И - нет. Глаза были совсем молодые и пронзали стоящего перед ним, словно парный индийский кинжал-кукри.
– Сир, не затрудняйте себя красноречием, - сказал Арсен, кланяясь, - и позвольте мне перво-наперво сделать то, за чем, собственно, я и приглашён.
Он согнулся в талии ещё глубже - на случай, если подглядят в замочную скважину, - и деликатно кольнул короля за ухом, пробуя на язык тёмную кровь.
– Теперь попробуйте разомкнуть уста, мой сир. Не беда, если сразу не получится.
Людовик печально усмехнулся:
– Я ведь слыл завидным краснобаем, у которого что ни слово, то петля, а что ни фраза - хитроумная ловушка.

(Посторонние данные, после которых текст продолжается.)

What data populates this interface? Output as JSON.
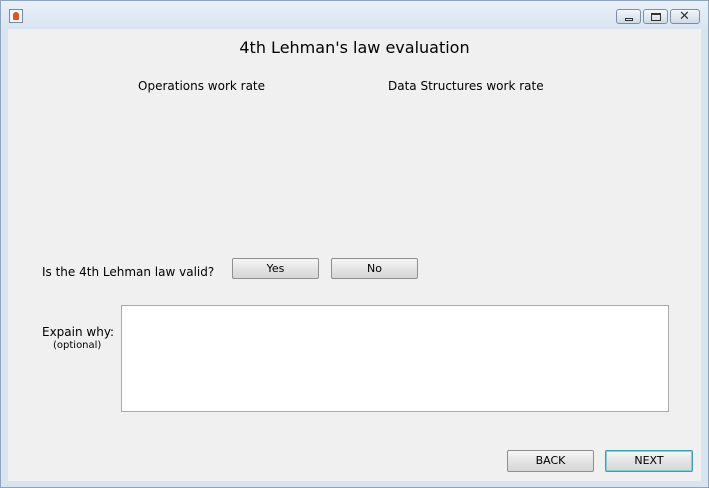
{
  "window": {
    "icon": "java-cup-icon",
    "controls": [
      "minimize-icon",
      "maximize-icon",
      "close-icon"
    ],
    "close_glyph": "✕"
  },
  "main": {
    "title": "4th Lehman's law evaluation",
    "column_labels": {
      "operations": "Operations work rate",
      "data_structures": "Data Structures work rate"
    },
    "question": "Is the 4th Lehman law valid?",
    "answer_buttons": {
      "yes": "Yes",
      "no": "No"
    },
    "explain_label": "Expain why:",
    "explain_hint": "(optional)",
    "explain_value": ""
  },
  "footer": {
    "back_label": "BACK",
    "next_label": "NEXT"
  }
}
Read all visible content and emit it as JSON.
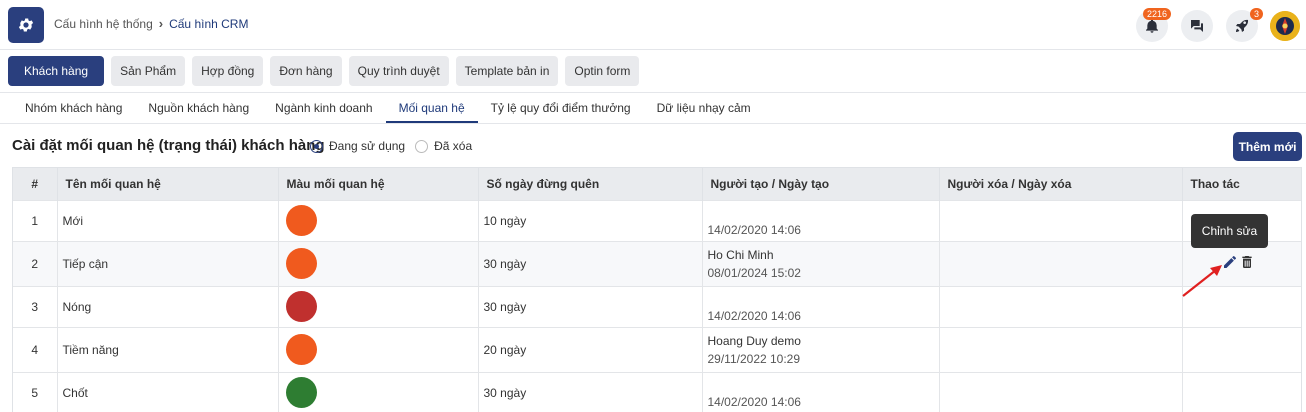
{
  "header": {
    "breadcrumb_parent": "Cấu hình hệ thống",
    "breadcrumb_current": "Cấu hình CRM",
    "notification_count": "2216",
    "rocket_count": "3"
  },
  "module_tabs": [
    "Khách hàng",
    "Sản Phẩm",
    "Hợp đồng",
    "Đơn hàng",
    "Quy trình duyệt",
    "Template bản in",
    "Optin form"
  ],
  "sub_tabs": [
    "Nhóm khách hàng",
    "Nguồn khách hàng",
    "Ngành kinh doanh",
    "Mối quan hệ",
    "Tỷ lệ quy đổi điểm thưởng",
    "Dữ liệu nhạy cảm"
  ],
  "section": {
    "title": "Cài đặt mối quan hệ (trạng thái) khách hàng",
    "radio_active": "Đang sử dụng",
    "radio_deleted": "Đã xóa",
    "add_button": "Thêm mới"
  },
  "table": {
    "headers": [
      "#",
      "Tên mối quan hệ",
      "Màu mối quan hệ",
      "Số ngày đừng quên",
      "Người tạo / Ngày tạo",
      "Người xóa / Ngày xóa",
      "Thao tác"
    ],
    "rows": [
      {
        "num": "1",
        "name": "Mới",
        "color": "#f05a1e",
        "days": "10 ngày",
        "creator": "",
        "created": "14/02/2020 14:06"
      },
      {
        "num": "2",
        "name": "Tiếp cận",
        "color": "#f05a1e",
        "days": "30 ngày",
        "creator": "Ho Chi Minh",
        "created": "08/01/2024 15:02"
      },
      {
        "num": "3",
        "name": "Nóng",
        "color": "#c0302e",
        "days": "30 ngày",
        "creator": "",
        "created": "14/02/2020 14:06"
      },
      {
        "num": "4",
        "name": "Tiềm năng",
        "color": "#f05a1e",
        "days": "20 ngày",
        "creator": "Hoang Duy demo",
        "created": "29/11/2022 10:29"
      },
      {
        "num": "5",
        "name": "Chốt",
        "color": "#2e7d32",
        "days": "30 ngày",
        "creator": "",
        "created": "14/02/2020 14:06"
      }
    ]
  },
  "tooltip": "Chỉnh sửa",
  "icons": {
    "app": "gear-icon",
    "notification": "bell-icon",
    "chat": "chat-icon",
    "rocket": "rocket-icon",
    "edit": "pencil-icon",
    "delete": "trash-icon"
  },
  "colors": {
    "primary": "#2a3f7e",
    "badge": "#f0641e",
    "annotation_arrow": "#e02020"
  }
}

Плетёнка. Колыбель... колыбель для кошки.
– Поистине вы великолепны, сир, - ответил Арсен, в душе удивляясь как чёткости каждого звука, так и намёку "родом из учения Добрых людей".
– Спасибо, что помог мне с моей половинной немотой, - продолжал король. Жалко, умирая, не совладать с последним королевским волеизъявлением. Косноязычный владыка - хуже, чем немощный подросток на троне. Ты знаком с моими детьми?
Арсен покачал головой.
– Разумеется, нет - откуда же. Сын-наследничек ходит дурень дурнем, младшая дочурка хромонога и горбата. Все хором поют о вырождении рода Валуа, и старшая моя дочь, Анна, даёт тому куда больше поводов, чем двое прочих. Красавица, на всех претендентов - один лучше другого - смотрела с высокой башни. Я выдал её замуж за своего лучшего друга двадцатью годами старше, который перед ней благоговеет и переносит через любой жизненный порог на руках. Умнейшая голова в королевстве - после меня, естественно; а скоро будет вообще без сравнения. Сьёр де Божё перед ней всякий раз пасует и тем гордится - нрав ему достался кротче некуда. Родила мальчишку и еле на него глянула - интерес к политике из моей дочери такой мелочью не выбьешь.